Just as with musculo-skeletal disorders, it's the assessment of risks that's tricky. For two classses of reasons: symptoms are partly subjective and assessing the nature and degree of hazards is often clouded as well as complicated.
Bias can affect the judgment of an employee just as much as that of an employer; for example, I've been asked to assess an employee who asserted that his employer was failing in his duty of care in relation to stress because, in the opinion of the employee alone, he was more qualified to do his job than his manager and experienced stress when being instructed to share information with other employees during daily meetings. Both the employer and employee have continued to tolerate this 'stressful' situation for 9 months now.

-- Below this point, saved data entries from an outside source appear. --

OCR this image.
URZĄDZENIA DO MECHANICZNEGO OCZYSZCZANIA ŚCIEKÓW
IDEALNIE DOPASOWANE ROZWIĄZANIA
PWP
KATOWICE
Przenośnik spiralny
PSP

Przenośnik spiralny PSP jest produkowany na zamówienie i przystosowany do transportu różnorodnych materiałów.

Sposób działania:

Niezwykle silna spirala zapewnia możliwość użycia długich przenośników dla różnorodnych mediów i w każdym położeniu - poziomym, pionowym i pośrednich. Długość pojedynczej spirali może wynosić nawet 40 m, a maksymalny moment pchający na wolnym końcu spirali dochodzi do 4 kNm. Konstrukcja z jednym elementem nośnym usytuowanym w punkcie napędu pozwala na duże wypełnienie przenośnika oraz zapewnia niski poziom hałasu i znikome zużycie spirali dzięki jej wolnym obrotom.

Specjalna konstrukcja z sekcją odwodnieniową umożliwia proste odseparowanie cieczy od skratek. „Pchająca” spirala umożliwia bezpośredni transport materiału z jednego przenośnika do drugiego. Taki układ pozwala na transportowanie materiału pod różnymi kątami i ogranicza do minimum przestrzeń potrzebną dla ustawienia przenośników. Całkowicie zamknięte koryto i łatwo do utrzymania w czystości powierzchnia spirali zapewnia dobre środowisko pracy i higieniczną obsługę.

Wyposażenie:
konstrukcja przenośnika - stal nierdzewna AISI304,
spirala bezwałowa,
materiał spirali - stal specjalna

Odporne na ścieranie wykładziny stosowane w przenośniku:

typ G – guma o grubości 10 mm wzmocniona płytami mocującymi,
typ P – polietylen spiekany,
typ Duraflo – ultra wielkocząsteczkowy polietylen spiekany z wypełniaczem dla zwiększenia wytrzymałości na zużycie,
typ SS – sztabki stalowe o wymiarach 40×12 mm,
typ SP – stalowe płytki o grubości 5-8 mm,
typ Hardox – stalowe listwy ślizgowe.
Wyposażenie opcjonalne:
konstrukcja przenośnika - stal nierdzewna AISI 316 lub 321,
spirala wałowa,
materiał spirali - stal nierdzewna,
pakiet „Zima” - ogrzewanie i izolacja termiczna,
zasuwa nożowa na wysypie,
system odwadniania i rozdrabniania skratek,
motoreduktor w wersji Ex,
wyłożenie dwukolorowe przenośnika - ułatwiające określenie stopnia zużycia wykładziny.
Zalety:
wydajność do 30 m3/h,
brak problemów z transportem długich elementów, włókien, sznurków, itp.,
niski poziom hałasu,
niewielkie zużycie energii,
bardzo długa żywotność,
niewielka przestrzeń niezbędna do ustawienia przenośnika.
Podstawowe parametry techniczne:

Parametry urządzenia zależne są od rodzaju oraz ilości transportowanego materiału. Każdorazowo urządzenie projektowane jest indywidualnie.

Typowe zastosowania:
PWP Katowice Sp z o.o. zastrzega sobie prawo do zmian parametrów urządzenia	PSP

The other extreme sometimes emerges in court hearings, such as an instance when I was an expert witnees in a case about occuaptional streas when a manager on the ninth of ten days of a hearing admitted that he wanted to get an employee out (after she claimed a condition of alopecia arising from harassment by him). In this instance, regrettably the manager was very, very ill-advised by the inhouse HR and safety advisers who, as agreed by the court, confused a grievance procedure with a risk assessment.
The point is that if you are unable to conduct a risk assessment of stress, consult a chartered occupational psychologist, preferably one who's qualified in both safety and counselling. He or she can provide you (and the employee) with a report that can later be used as court evidence shoudl the need arise.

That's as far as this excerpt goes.